In my book, full marks to Cardinal O'Brien for speaking out loud and clear on the evil of same-sex marriage. He spoke the truth from his heart and soul. Of course he is criticised, but what is certain is that he is speaking for millions of ordinary married couples, of his own faith and none, who are sickened at the insult to their own status by so-called same-sex 'marriage'. Our Godless legislators are cynically manipulating traditional Christian beliefs and teaching, in line with the vociferous and politically powerful homosexual lobby,and in line with their own atheistic political agenda. Oh that we had more outspoken prelates with the courage of Cardinal O'Brien.

umblepie said...

Cardinal O'Brien was right to attack same sex 'marriage' in the way he did. He spoke the truth from his heart and his soul, and to me this is what counts, and I think this what counts with millions of ordinary, normal married couples everywhere. Why should traditional 'marriage' with all that it denotes, be sullied with the image that is proposed by our Godless same-sex marriage legislators? (Sorry if this comment duplicates one already sent, problems with the 'post comment' mechanism - please feel free to delete if necessary)

Sadie Vacantist said...

I agree with Nicholas Bellord who is saying what I wanted to say but only better. A maverick and anti-Catholic Euro MP has already left the Tories and joined UKIP. An unlikely vote of confidence if ever there was one but thanks Mr Hamer as every bit helps! Let me repeat that the British ARE a strange people as you simply don’t know how they will respond on any given issue. Some of the secular blogs I read contained views which were already expressing similar views to Hamer and often begin with, “I am not a Catholic but …”. This was encouraging although quite why UKIP has become a party synonymous with religious freedom (to borrow an Americanism) is beyond me but at least they provide some sort of alternative to the status quo especially if they evolve into some sort of libertarian party.

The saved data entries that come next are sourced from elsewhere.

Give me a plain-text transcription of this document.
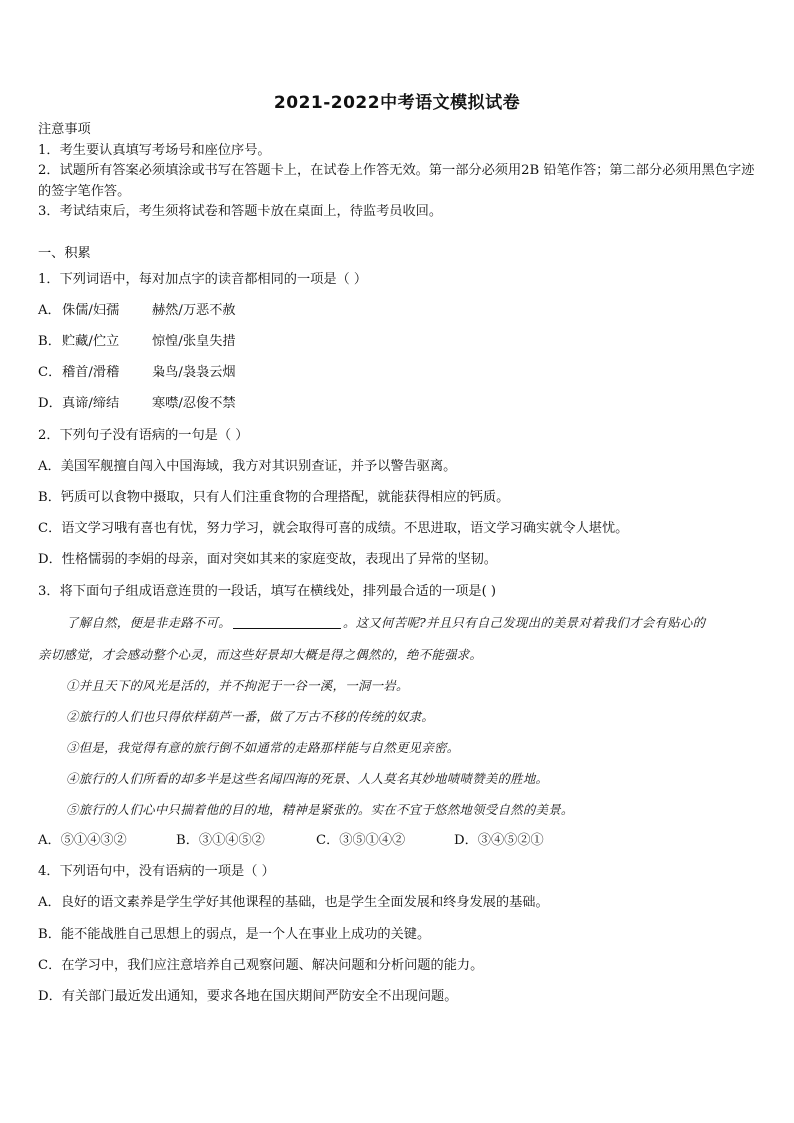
2021-2022中考语文模拟试卷
注意事项
1．考生要认真填写考场号和座位序号。
2．试题所有答案必须填涂或书写在答题卡上，在试卷上作答无效。第一部分必须用2B 铅笔作答；第二部分必须用黑色字迹的签字笔作答。
3．考试结束后，考生须将试卷和答题卡放在桌面上，待监考员收回。
一、积累
1．下列词语中，每对加点字的读音都相同的一项是（ ）
A．侏儒/妇孺 赫然/万恶不赦
B．贮藏/伫立 惊惶/张皇失措
C．稽首/滑稽 枭鸟/袅袅云烟
D．真谛/缔结 寒噤/忍俊不禁
2．下列句子没有语病的一句是（ ）
A．美国军舰擅自闯入中国海域，我方对其识别查证，并予以警告驱离。
B．钙质可以食物中摄取，只有人们注重食物的合理搭配，就能获得相应的钙质。
C．语文学习哦有喜也有忧，努力学习，就会取得可喜的成绩。不思进取，语文学习确实就令人堪忧。
D．性格懦弱的李娟的母亲，面对突如其来的家庭变故，表现出了异常的坚韧。
3．将下面句子组成语意连贯的一段话，填写在横线处，排列最合适的一项是( )
了解自然，便是非走路不可。	。这又何苦呢?并且只有自己发现出的美景对着我们才会有贴心的
亲切感觉，才会感动整个心灵，而这些好景却大概是得之偶然的，绝不能强求。
①并且天下的风光是活的，并不拘泥于一谷一溪，一洞一岩。
②旅行的人们也只得依样葫芦一番，做了万古不移的传统的奴隶。
③但是，我觉得有意的旅行倒不如通常的走路那样能与自然更见亲密。
④旅行的人们所看的却多半是这些名闻四海的死景、人人莫名其妙地啧啧赞美的胜地。
⑤旅行的人们心中只揣着他的目的地，精神是紧张的。实在不宜于悠然地领受自然的美景。
A．⑤①④③②	B．③①④⑤②	C．③⑤①④②	D．③④⑤②①
4．下列语句中，没有语病的一项是（ ）
A．良好的语文素养是学生学好其他课程的基础，也是学生全面发展和终身发展的基础。
B．能不能战胜自己思想上的弱点，是一个人在事业上成功的关键。
C．在学习中，我们应注意培养自己观察问题、解决问题和分析问题的能力。
D．有关部门最近发出通知，要求各地在国庆期间严防安全不出现问题。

Libertarianism may be the only option in the short term and Cardinal Dolan in New York is playing that card even if ultimately libertarianism is inimical to the Catholic tradition. I am surprised more American Catholics are not exploring the Ron Paul option as religious conservatism is clearly failing in the USA in the same way that the C of E has failed over here. The Catholic Church has simply become part of this overall failure. Most Catholic priests remian in denial of the crisis if the ridiculous performance by the staff and students in that recent documentary on Allen Hall is anything to go by.